In case any Republicans are talking themselves to sleep at night with the hope that no matter what happens in the next few weeks, Team Romney will sail to victory on a sea of Super-PAc New Yorker‘s John Cassidy offers a good reminder of past moneybags that eventually poured vast sums down the rathole of bitter defeat:
Rove and Stuart Stevens, the sometime novelist and bon vivant who is Romney’s campaign manager, may be hoping that they can spend their way to victory, burying President Obama under an avalanche of negative ads, but in their heart of hearts they know they can’t. In today’s politics, money is a necessary condition for success, but it’s by no means sufficient. From Steve Forbes in 1996 to Meg Whitman in 2010 and Rick Perry last year, the political landscape is littered with the detritus of well-funded campaigns that self-destructed because the candidate wasn’t up to it, the opposition was too strong, or the objective conditions were unfavorable.

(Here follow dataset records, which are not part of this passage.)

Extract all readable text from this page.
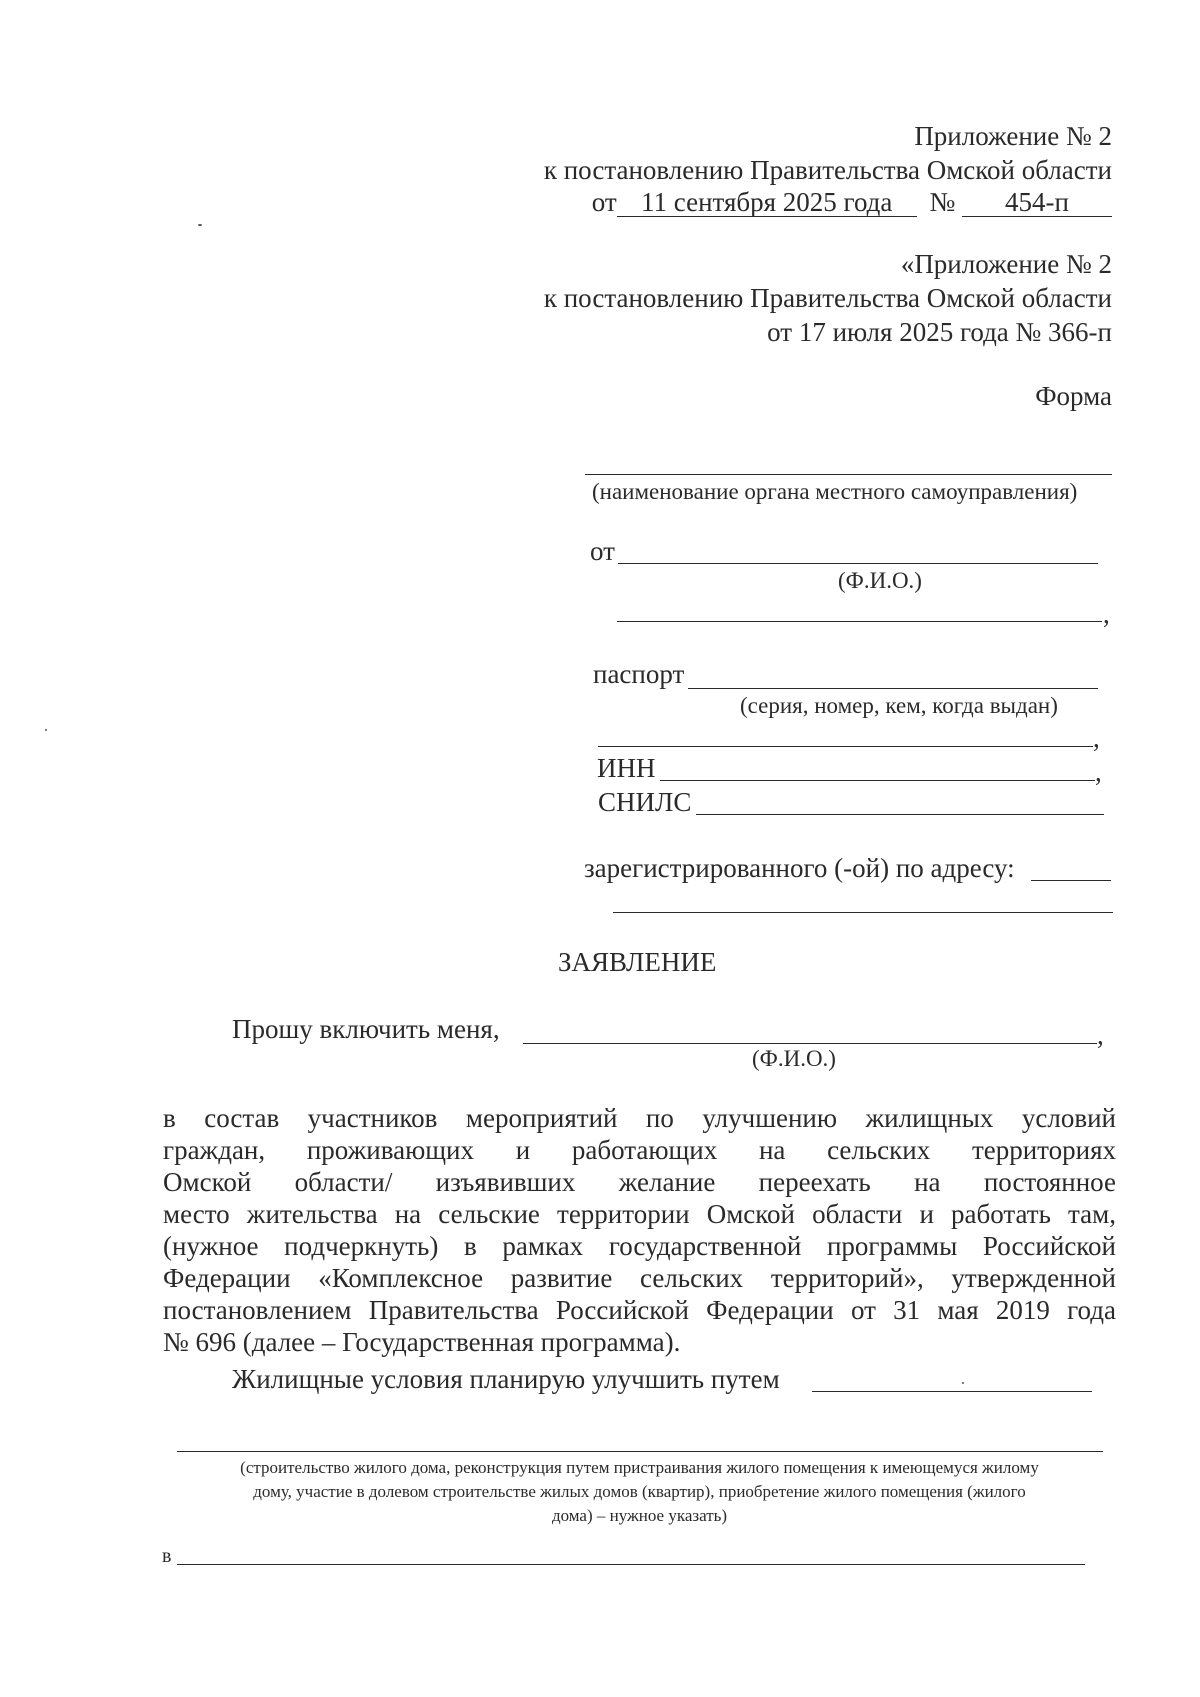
Приложение № 2
к постановлению Правительства Омской области
от 11 сентября 2025 года № 454-п
«Приложение № 2
к постановлению Правительства Омской области
от 17 июля 2025 года № 366-п
Форма
(наименование органа местного самоуправления)
от
(Ф.И.О.)
,
паспорт
(серия, номер, кем, когда выдан)
,
ИНН	,
СНИЛС
зарегистрированного (-ой) по адресу:
ЗАЯВЛЕНИЕ
Прошу включить меня,	,
(Ф.И.О.)
в состав участников мероприятий по улучшению жилищных условий
граждан, проживающих и работающих на сельских территориях
Омской области/ изъявивших желание переехать на постоянное
место жительства на сельские территории Омской области и работать там,
(нужное подчеркнуть) в рамках государственной программы Российской
Федерации «Комплексное развитие сельских территорий», утвержденной
постановлением Правительства Российской Федерации от 31 мая 2019 года
№ 696 (далее – Государственная программа).
Жилищные условия планирую улучшить путем
(строительство жилого дома, реконструкция путем пристраивания жилого помещения к имеющемуся жилому
дому, участие в долевом строительстве жилых домов (квартир), приобретение жилого помещения (жилого
дома) – нужное указать)
в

That’s even more to the point given the political-science consensus that paid media probably have less impact on presidential general elections than most any other contests (thanks to the vast quantity of “earned media” on the table, and the universal name recognition already achieved by any major-party nominee).
After recommending some highly unlikely game-changing running-mates, Cassidy argues it all boils down to Mitt finding some way to “establish some sort of bond with the public.” Consider all the unusual aspects of Romney’s life and personality, and the rather alarming fact that he doesn’t want to talk about his own record of governing or his agenda for the future, and you have to say: Good luck with that! It’s all the more reason we can count on Romney and his moneyed backers to go negative with a true vengeance down the stretch.
They don’t have much of a positive story to tell, even with the best and most expensive ads. The fact that history shows that usually doesn’t work doesn’t much matter: you play the hand you are dealt.